Nothing is less surprising than that the artist should have been inspired by this famous Venetian palace, a place of culture and encounters, to choose the colour scheme of his work. Adrien Goetz rightly commented: “the palace’s façade where he has worked is one of the large coloured surfaces and one of the most magnificently faded of the Grand Canal, with its marbles and bricks, its tile roof, its porphyry cabochon. Rougemont hasn’t echoed this, but has chosen red and orange for the upper section of the totem, dark triangles and lozenges against a white background for the middle section, the green and yellow movement of the piles give rhythm to the canal for the base.”

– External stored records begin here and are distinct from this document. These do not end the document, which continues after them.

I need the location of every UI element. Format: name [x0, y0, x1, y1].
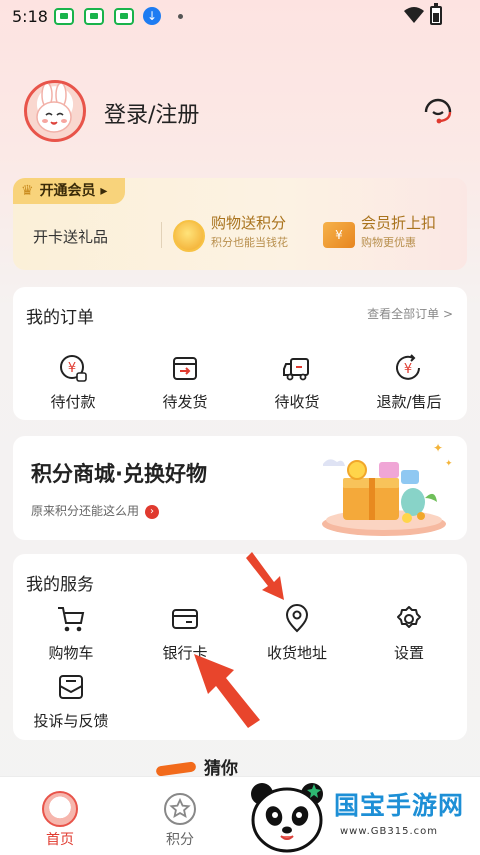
tab-label: 首页	[46, 832, 74, 848]
pending-shipment-icon	[173, 357, 197, 380]
home-rabbit-icon	[42, 791, 78, 827]
service-label: 收货地址	[266, 644, 327, 662]
star-icon	[164, 793, 196, 825]
avatar[interactable]	[24, 80, 86, 142]
wifi-icon	[404, 7, 424, 23]
tab-points[interactable]: 积分	[140, 777, 220, 855]
open-membership-button[interactable]: ♛ 开通会员 ▸	[13, 178, 126, 204]
app-notification-icon	[114, 8, 134, 25]
points-mall-banner[interactable]: 积分商城·兑换好物 原来积分还能这么用 › ✦ ✦	[13, 436, 467, 540]
benefit-title: 购物送积分	[211, 214, 287, 232]
order-status-label: 待付款	[50, 393, 96, 411]
rabbit-avatar-icon	[36, 83, 72, 133]
benefit-subtitle: 积分也能当钱花	[211, 236, 288, 249]
bank-card-icon	[172, 609, 198, 629]
watermark-text: 国宝手游网	[334, 791, 465, 820]
refund-aftersale-button[interactable]: ¥ 退款/售后	[359, 353, 459, 412]
gift-text: 开卡送礼品	[33, 228, 109, 246]
order-status-label: 待发货	[162, 393, 208, 411]
app-notification-icon	[84, 8, 104, 25]
my-orders-card: 我的订单 查看全部订单 > ¥ 待付款 待发货 待收货 ¥ 退款/售后	[13, 287, 467, 420]
customer-service-icon[interactable]	[420, 92, 456, 128]
login-register-link[interactable]: 登录/注册	[104, 97, 199, 129]
points-mall-subtitle-text: 原来积分还能这么用	[31, 504, 140, 518]
view-all-orders-link[interactable]: 查看全部订单 >	[367, 305, 453, 322]
svg-text:✦: ✦	[433, 441, 443, 455]
watermark-url: www.GB315.com	[340, 826, 439, 837]
delivery-truck-icon	[283, 358, 309, 381]
swoosh-icon	[155, 761, 197, 777]
tab-home[interactable]: 首页	[20, 777, 100, 855]
benefit-title: 会员折上扣	[361, 214, 437, 232]
shipping-address-button[interactable]: 收货地址	[247, 604, 347, 663]
app-notification-icon	[54, 8, 74, 25]
battery-icon	[430, 3, 442, 25]
order-status-label: 待收货	[274, 393, 320, 411]
download-icon: ↓	[143, 7, 161, 25]
pending-receipt-button[interactable]: 待收货	[247, 353, 347, 412]
shopping-points-benefit[interactable]: 购物送积分 积分也能当钱花	[173, 212, 313, 256]
coupon-icon: ¥	[323, 222, 355, 248]
svg-text:¥: ¥	[404, 362, 412, 377]
order-status-label: 退款/售后	[376, 393, 442, 411]
divider	[161, 222, 162, 248]
membership-card: ♛ 开通会员 ▸ 开卡送礼品 购物送积分 积分也能当钱花 ¥ 会员折上扣 购物更优…	[13, 178, 467, 270]
settings-button[interactable]: 设置	[359, 604, 459, 663]
feedback-mail-icon	[59, 675, 83, 699]
gear-icon	[397, 606, 421, 628]
svg-text:¥: ¥	[68, 361, 76, 376]
tab-label: 积分	[166, 832, 194, 848]
open-membership-label: 开通会员	[39, 183, 96, 199]
orders-title: 我的订单	[26, 308, 94, 328]
panda-logo-icon	[251, 783, 323, 853]
benefit-subtitle: 购物更优惠	[361, 236, 416, 249]
points-mall-subtitle: 原来积分还能这么用 ›	[31, 502, 160, 519]
watermark: 国宝手游网 www.GB315.com	[248, 774, 480, 855]
member-discount-benefit[interactable]: ¥ 会员折上扣 购物更优惠	[323, 212, 463, 256]
crown-icon: ♛	[21, 183, 34, 199]
status-time: 5:18	[12, 7, 48, 26]
status-bar: 5:18 ↓	[0, 0, 480, 34]
more-notifications-icon	[178, 14, 183, 19]
annotation-arrow-icon	[246, 552, 284, 600]
arrow-right-icon: ›	[145, 504, 160, 519]
annotation-arrow-icon	[194, 654, 260, 728]
gift-box-illustration-icon: ✦ ✦	[322, 441, 453, 536]
coin-icon	[173, 220, 205, 252]
complaint-feedback-button[interactable]: 投诉与反馈	[21, 672, 121, 731]
location-pin-icon	[285, 604, 309, 633]
refund-icon: ¥	[396, 354, 420, 380]
svg-text:✦: ✦	[445, 459, 453, 469]
service-label: 购物车	[48, 644, 94, 662]
shopping-cart-icon	[58, 607, 85, 632]
pending-payment-button[interactable]: ¥ 待付款	[23, 353, 123, 412]
shopping-cart-button[interactable]: 购物车	[21, 604, 121, 663]
service-label: 设置	[393, 644, 424, 662]
pending-shipment-button[interactable]: 待发货	[135, 353, 235, 412]
services-title: 我的服务	[26, 575, 94, 595]
points-mall-title: 积分商城·兑换好物	[31, 462, 207, 486]
pending-payment-icon: ¥	[60, 355, 87, 382]
service-label: 投诉与反馈	[33, 712, 109, 730]
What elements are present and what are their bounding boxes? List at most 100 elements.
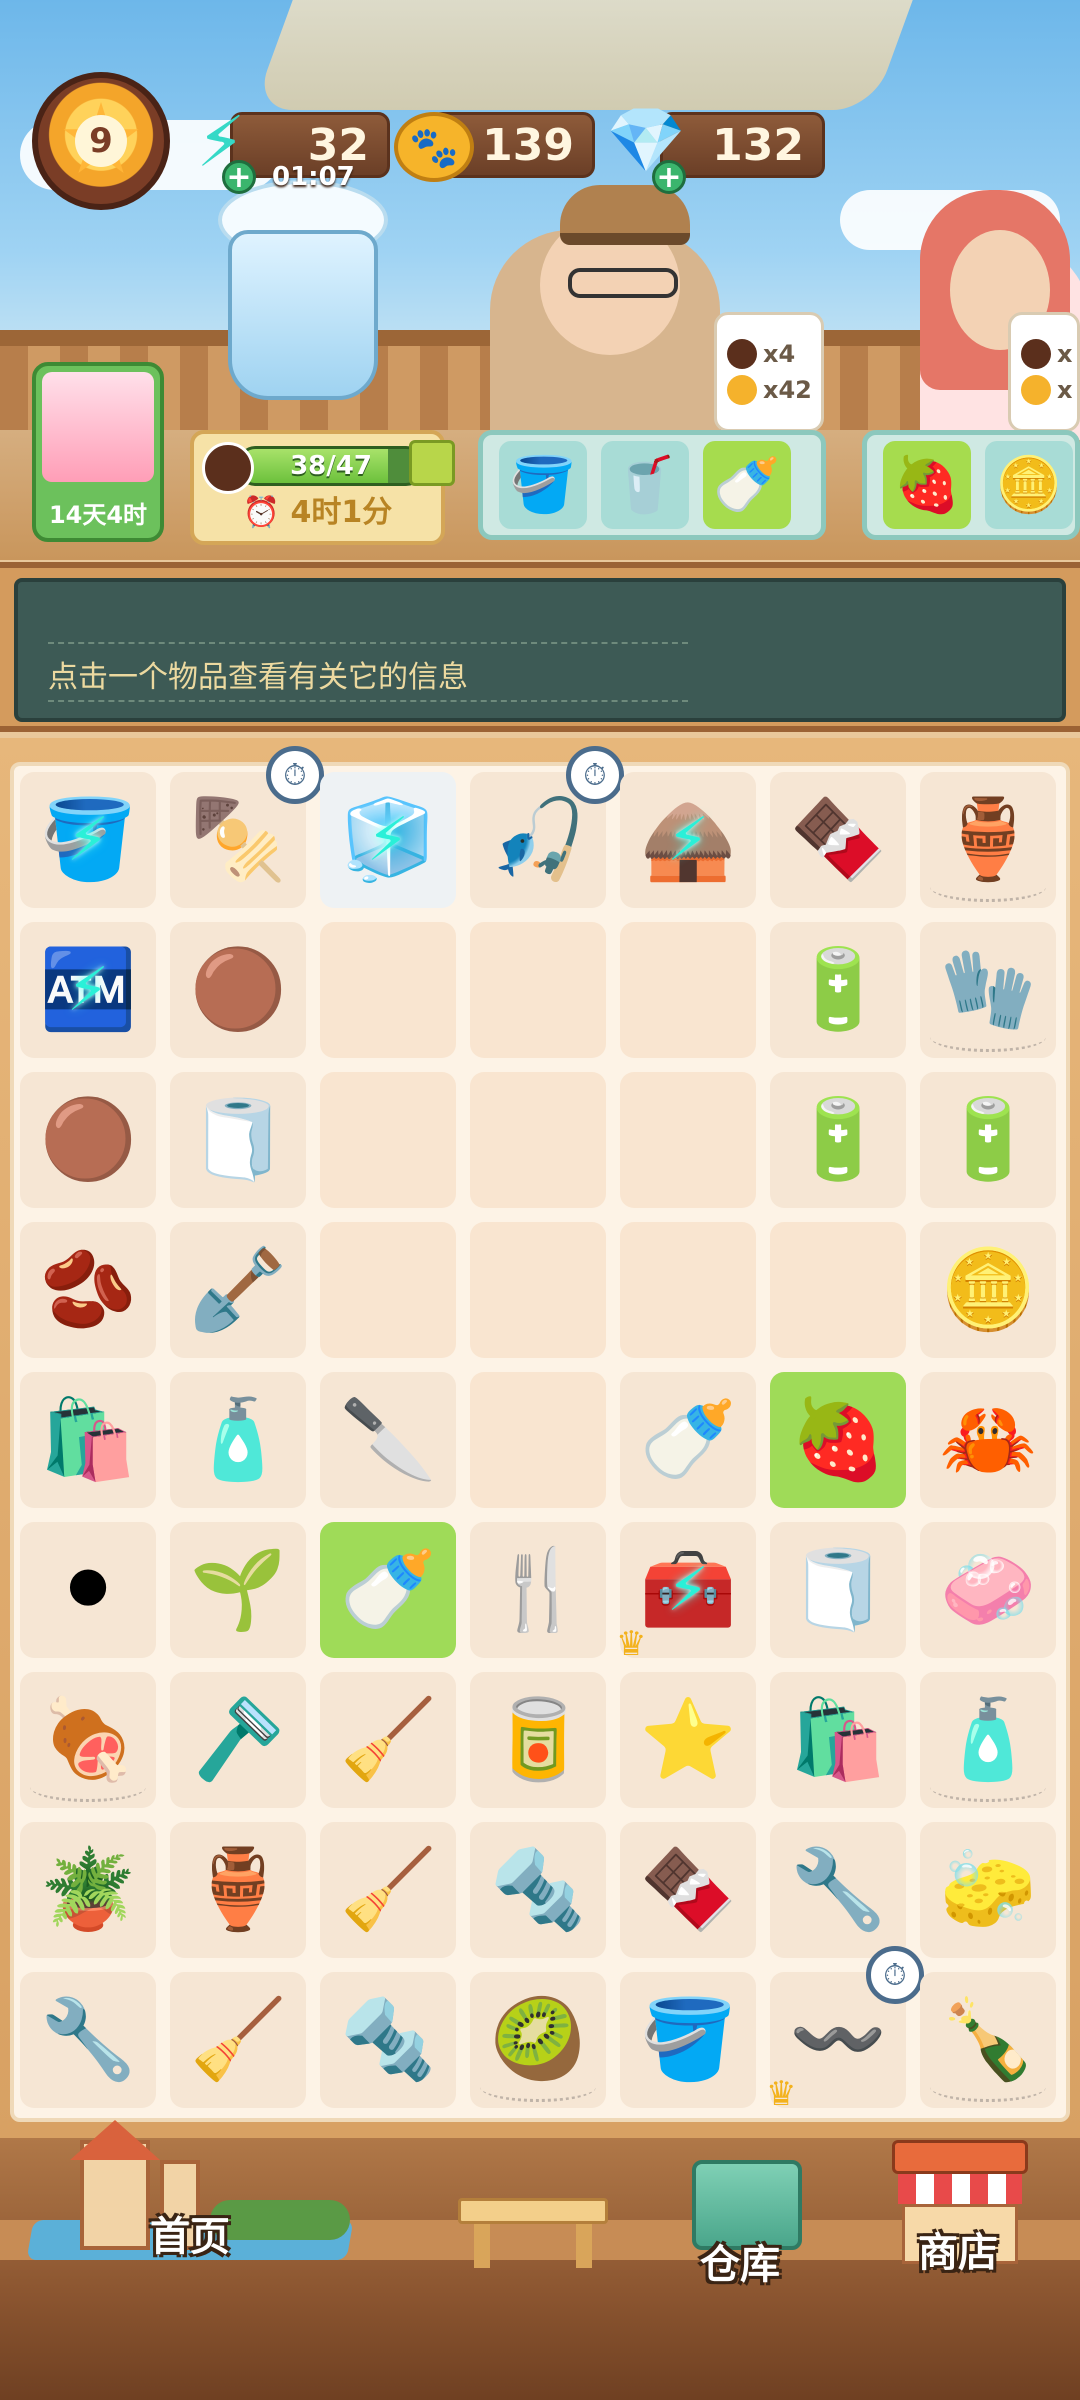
grid-cell[interactable]: 🍢 ⏱ (170, 746, 324, 908)
order-progress-panel[interactable]: 38/47 ⏰ 4时1分 (190, 430, 455, 545)
shop-nav-button[interactable]: 商店 (892, 2140, 1028, 2276)
toothpaste-icon[interactable]: 🧴 (189, 1395, 286, 1486)
seed-icon[interactable]: 🫘 (39, 1245, 136, 1336)
customer-order-board[interactable]: 🍓 🪙 (862, 430, 1080, 540)
grid-cell[interactable]: 🔩 (320, 1972, 456, 2108)
empty-cell[interactable] (620, 1072, 756, 1208)
order-slot-pink-bucket[interactable]: 🪣 (499, 441, 587, 529)
grid-cell[interactable]: 🧹 (170, 1972, 306, 2108)
fork-icon[interactable]: 🍴 (489, 1545, 586, 1636)
plastic-bag-icon[interactable]: 🛍️ (789, 1695, 886, 1786)
grid-cell[interactable]: 🥝 (470, 1972, 606, 2108)
grid-cell[interactable]: 🔩 (470, 1822, 606, 1958)
empty-cell[interactable] (470, 1372, 606, 1508)
grid-cell[interactable]: 🏺 (170, 1822, 306, 1958)
chocolate-ball-icon[interactable]: 🟤 (189, 945, 286, 1036)
home-nav-button[interactable]: 首页 (26, 2120, 354, 2270)
grid-cell[interactable]: 🪒 (170, 1672, 306, 1808)
grid-cell[interactable]: 🍖 (20, 1672, 156, 1808)
order-slot-coin-stack[interactable]: 🪙 (985, 441, 1073, 529)
battery-icon[interactable]: 🔋 (789, 1095, 886, 1186)
grid-cell[interactable]: 🧊 ⚡ (320, 772, 456, 908)
grid-cell[interactable]: 🫘 (20, 1222, 156, 1358)
empty-cell[interactable] (620, 1222, 756, 1358)
grid-cell[interactable]: 🏺 (920, 772, 1056, 908)
empty-cell[interactable] (320, 1222, 456, 1358)
grid-cell[interactable]: 🔋 (770, 922, 906, 1058)
shovel-icon[interactable]: 🪏 (189, 1245, 286, 1336)
grid-cell[interactable]: 🍫 (770, 772, 906, 908)
grid-cell[interactable]: 🍼 (620, 1372, 756, 1508)
empty-cell[interactable] (470, 922, 606, 1058)
grid-cell[interactable]: 🧴 (170, 1372, 306, 1508)
soap-icon[interactable]: 🧼 (939, 1545, 1036, 1636)
grid-cell[interactable]: 🔪 (320, 1372, 456, 1508)
hex-nut-icon[interactable]: 🔩 (489, 1845, 586, 1936)
grid-cell[interactable]: 🧹 (320, 1672, 456, 1808)
broom-icon[interactable]: 🧹 (339, 1695, 436, 1786)
yellow-towel-icon[interactable]: 🧽 (939, 1845, 1036, 1936)
empty-cell[interactable] (320, 1072, 456, 1208)
grid-cell[interactable]: 🧻 (770, 1522, 906, 1658)
battery-small-icon[interactable]: 🔋 (789, 945, 886, 1036)
crab-icon[interactable]: 🦀 (939, 1395, 1036, 1486)
potted-plant-icon[interactable]: 🪴 (39, 1845, 136, 1936)
choco-sticks-icon[interactable]: 🍫 (639, 1845, 736, 1936)
watering-can-icon[interactable]: 🪣 (639, 1995, 736, 2086)
grid-cell[interactable]: 🛍️ (20, 1372, 156, 1508)
add-energy-button[interactable]: + (222, 160, 256, 195)
trowel-icon[interactable]: 🔪 (339, 1395, 436, 1486)
fishing-rod-icon[interactable]: 🎣 (489, 795, 586, 886)
grid-cell[interactable]: 🧽 (920, 1822, 1056, 1958)
grid-cell[interactable]: ⭐ (620, 1672, 756, 1808)
grid-cell[interactable]: 🍾 (920, 1972, 1056, 2108)
grid-cell[interactable]: 🌱 (170, 1522, 306, 1658)
grid-cell[interactable]: 🟤 (170, 922, 306, 1058)
dustpan-icon[interactable]: 🧹 (189, 1995, 286, 2086)
go-board-icon[interactable]: ⚫ (55, 1545, 120, 1635)
warehouse-nav-button[interactable]: 仓库 (680, 2150, 830, 2288)
pipe-icon[interactable]: 🔧 (789, 1845, 886, 1936)
vase-icon[interactable]: 🏺 (189, 1845, 286, 1936)
grid-cell[interactable]: 🧻 (170, 1072, 306, 1208)
event-card[interactable]: 14天4时 (32, 362, 164, 542)
grid-cell[interactable]: 🛍️ (770, 1672, 906, 1808)
grid-cell[interactable]: 🪣 ⚡ (20, 772, 156, 908)
milk-bottle-icon[interactable]: 🍼 (639, 1395, 736, 1486)
grid-cell[interactable]: 🪏 (170, 1222, 306, 1358)
grid-cell[interactable]: 🛖 ⚡ (620, 772, 756, 908)
tin-can-icon[interactable]: 🥫 (489, 1695, 586, 1786)
add-gems-button[interactable]: + (652, 160, 686, 195)
towel-icon[interactable]: 🧻 (789, 1545, 886, 1636)
starfish-icon[interactable]: ⭐ (639, 1695, 736, 1786)
chocolate-balls-icon[interactable]: 🟤 (39, 1095, 136, 1186)
grid-cell[interactable]: 🍴 (470, 1522, 606, 1658)
pipe-fittings-icon[interactable]: 🔧 (39, 1995, 136, 2086)
order-slot-strawberry-drink[interactable]: 🍓 (883, 441, 971, 529)
battery-coin-icon[interactable]: 🪙 (939, 1245, 1036, 1336)
battery-large-icon[interactable]: 🔋 (939, 1095, 1036, 1186)
grid-cell[interactable]: 🟤 (20, 1072, 156, 1208)
grid-cell[interactable]: 🦀 (920, 1372, 1056, 1508)
customer-order-board[interactable]: 🪣 🥤 🍼 (478, 430, 826, 540)
grid-cell[interactable]: 🔋 (920, 1072, 1056, 1208)
grid-cell[interactable]: 🪙 (920, 1222, 1056, 1358)
player-level-badge[interactable]: 9 (32, 72, 170, 210)
tangled-wire-icon[interactable]: 〰️ (789, 1995, 886, 2086)
empty-cell[interactable] (320, 922, 456, 1058)
grid-cell[interactable]: 🧴 (920, 1672, 1056, 1808)
sprout-icon[interactable]: 🌱 (189, 1545, 286, 1636)
empty-cell[interactable] (620, 922, 756, 1058)
grid-cell[interactable]: 🔋 (770, 1072, 906, 1208)
grid-cell[interactable]: 🧼 (920, 1522, 1056, 1658)
grid-cell[interactable]: 🍫 (620, 1822, 756, 1958)
chocolate-bar-icon[interactable]: 🍫 (789, 795, 886, 886)
grid-cell[interactable]: 🔧 (770, 1822, 906, 1958)
dustpan-icon[interactable]: 🧹 (339, 1845, 436, 1936)
scraper-icon[interactable]: 🪒 (189, 1695, 286, 1786)
snack-bag-icon[interactable]: 🛍️ (39, 1395, 136, 1486)
milk-bottle-icon[interactable]: 🍼 (339, 1545, 436, 1636)
grid-cell[interactable]: 🧤 (920, 922, 1056, 1058)
screw-icon[interactable]: 🔩 (339, 1995, 436, 2086)
grid-cell[interactable]: ⚫ (20, 1522, 156, 1658)
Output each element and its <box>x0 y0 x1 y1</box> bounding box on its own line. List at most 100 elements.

Totem 2019 is strongly connected to the Venetian setting for which it was conceived. In this upright column there is a clear echo of the stilts that are so emblematic of the Serenissima, and of the two Columns of the Piazzetta, San Marco and San Teodoro.
Could this be the third lost column of the Venetians as Adrien Goetz imagined? “When the two most famous columns in the world, those of San Teodoro killing his dragon in the form of a crocodile and San Marco’s lion arrived in Venice in 1172, the legend of a third monument, a marble column that disappeared, appeared very quickly. Here it has been recovered, this “column of the doge” hidden by Guy de Rougemont in the centre of this building that seems – with a mirror effect – to have been built around it.”

There is also a wink at Harlequin in the colour scheme of this colourful Totem and in its varied shapes: black lozenges against a white background, coloured rings. The emblematic character in the Commedia dell’arte is easily recognizable by his costume of multi-coloured triangles.

Totem 2019 shows clearly Rougemont’s inexhaustible imagination, his playful way of approaching places. Very simple, its puristic forms are the result of profound reflection fed by a highly cultivated mind.